Hz. Eba Ebdillah El Huseyn (a.s) Aşura belasının içine girmeseydi İblis kesinlikle muzaffer olacaktı. Bu hakikat Hz. İmam Hüseyin (a.s)’ın ziyaretnamesinde de şu şekilde beyan buyurulmuştur: “Ey Rabbim! Hüseyin (a.s) canını (bütün her şeyini) senin kullarını (evvelinden ahirine kadar tamamını) cehaletten ve delaletin karanlığından kurtarmak için feda etti.”

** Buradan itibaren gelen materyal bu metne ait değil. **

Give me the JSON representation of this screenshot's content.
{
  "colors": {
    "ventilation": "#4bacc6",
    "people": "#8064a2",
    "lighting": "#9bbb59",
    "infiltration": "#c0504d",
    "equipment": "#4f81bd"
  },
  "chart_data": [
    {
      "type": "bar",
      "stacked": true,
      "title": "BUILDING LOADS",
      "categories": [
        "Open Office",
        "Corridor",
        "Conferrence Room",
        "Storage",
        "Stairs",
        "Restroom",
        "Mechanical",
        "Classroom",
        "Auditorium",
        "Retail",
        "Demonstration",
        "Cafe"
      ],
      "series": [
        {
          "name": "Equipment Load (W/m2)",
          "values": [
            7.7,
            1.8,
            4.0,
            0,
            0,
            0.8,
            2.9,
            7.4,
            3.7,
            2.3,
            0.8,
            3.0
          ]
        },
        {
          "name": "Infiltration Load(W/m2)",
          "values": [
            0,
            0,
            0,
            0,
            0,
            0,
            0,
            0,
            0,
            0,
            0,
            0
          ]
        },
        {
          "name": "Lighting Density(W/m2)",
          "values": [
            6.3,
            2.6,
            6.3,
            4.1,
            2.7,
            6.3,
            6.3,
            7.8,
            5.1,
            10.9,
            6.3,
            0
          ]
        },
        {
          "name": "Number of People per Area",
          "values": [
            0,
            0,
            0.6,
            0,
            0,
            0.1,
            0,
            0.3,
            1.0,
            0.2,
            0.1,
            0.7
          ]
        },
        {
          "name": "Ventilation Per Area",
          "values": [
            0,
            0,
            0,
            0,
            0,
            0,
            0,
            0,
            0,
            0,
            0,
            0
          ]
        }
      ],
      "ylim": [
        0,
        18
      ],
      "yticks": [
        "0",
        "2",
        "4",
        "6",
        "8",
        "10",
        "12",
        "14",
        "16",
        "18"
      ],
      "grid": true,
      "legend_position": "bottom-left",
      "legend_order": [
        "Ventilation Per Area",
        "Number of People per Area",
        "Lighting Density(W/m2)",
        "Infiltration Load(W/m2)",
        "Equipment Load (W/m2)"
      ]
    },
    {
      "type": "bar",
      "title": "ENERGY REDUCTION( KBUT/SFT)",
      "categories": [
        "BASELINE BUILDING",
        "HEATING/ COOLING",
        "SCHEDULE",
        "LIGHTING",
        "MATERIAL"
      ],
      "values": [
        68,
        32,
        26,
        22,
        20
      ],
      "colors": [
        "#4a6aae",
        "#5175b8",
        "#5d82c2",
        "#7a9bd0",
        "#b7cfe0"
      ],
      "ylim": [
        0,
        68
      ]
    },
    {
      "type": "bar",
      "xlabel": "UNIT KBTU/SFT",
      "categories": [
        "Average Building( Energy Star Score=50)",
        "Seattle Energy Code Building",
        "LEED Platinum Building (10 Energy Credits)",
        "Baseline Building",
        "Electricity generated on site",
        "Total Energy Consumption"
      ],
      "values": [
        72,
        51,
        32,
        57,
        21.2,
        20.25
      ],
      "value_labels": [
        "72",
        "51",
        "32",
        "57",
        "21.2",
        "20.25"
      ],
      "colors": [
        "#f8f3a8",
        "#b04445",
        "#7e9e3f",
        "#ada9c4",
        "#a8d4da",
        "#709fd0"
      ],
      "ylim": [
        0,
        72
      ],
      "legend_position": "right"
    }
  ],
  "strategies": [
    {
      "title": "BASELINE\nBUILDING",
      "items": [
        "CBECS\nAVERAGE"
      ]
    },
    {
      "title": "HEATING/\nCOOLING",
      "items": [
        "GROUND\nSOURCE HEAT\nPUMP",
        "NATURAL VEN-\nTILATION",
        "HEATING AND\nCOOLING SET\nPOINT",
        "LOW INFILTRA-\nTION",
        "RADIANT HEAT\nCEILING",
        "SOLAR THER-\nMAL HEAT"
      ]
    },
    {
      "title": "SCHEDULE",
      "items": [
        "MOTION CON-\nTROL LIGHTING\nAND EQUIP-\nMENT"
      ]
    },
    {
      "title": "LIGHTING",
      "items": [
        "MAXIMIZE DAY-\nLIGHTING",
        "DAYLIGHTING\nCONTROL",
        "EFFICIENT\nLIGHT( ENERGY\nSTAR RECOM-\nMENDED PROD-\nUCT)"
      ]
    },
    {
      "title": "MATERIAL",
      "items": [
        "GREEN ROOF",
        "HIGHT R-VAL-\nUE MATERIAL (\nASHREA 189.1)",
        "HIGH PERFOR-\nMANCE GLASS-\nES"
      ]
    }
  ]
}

Delaletin karanlığından kurtarmak nedir? Bunun manası nedir? İmam Hüseyin (a.s), şefaatinin aleme tezahür etmesi için her şeyini feda etti. Hz. Eba Ebdillah El Huseyn (a.s) kulların tamamını evvelinden ahirine kadar cehalet ve delaletin karanlığından ne ile kurtaracaktı? Bireysel can vermek ile ne olacaktı? Bireysel Can vermek bize ne getiriyor? Bireysel can, Hz. İmam Hüseyin (a.s)'ın şefaatini aleme nazil ediyor ve insanlar cehaletten ve delaletin karanlığından (sapkınlığından) kurtuluyor. Bu söz bizim sözümüz değildir. Bu söz masumun (İmam'ın) sözüdür, masumun sözü ise Allah'ın sözüdür. Şefaat iki çeşittir.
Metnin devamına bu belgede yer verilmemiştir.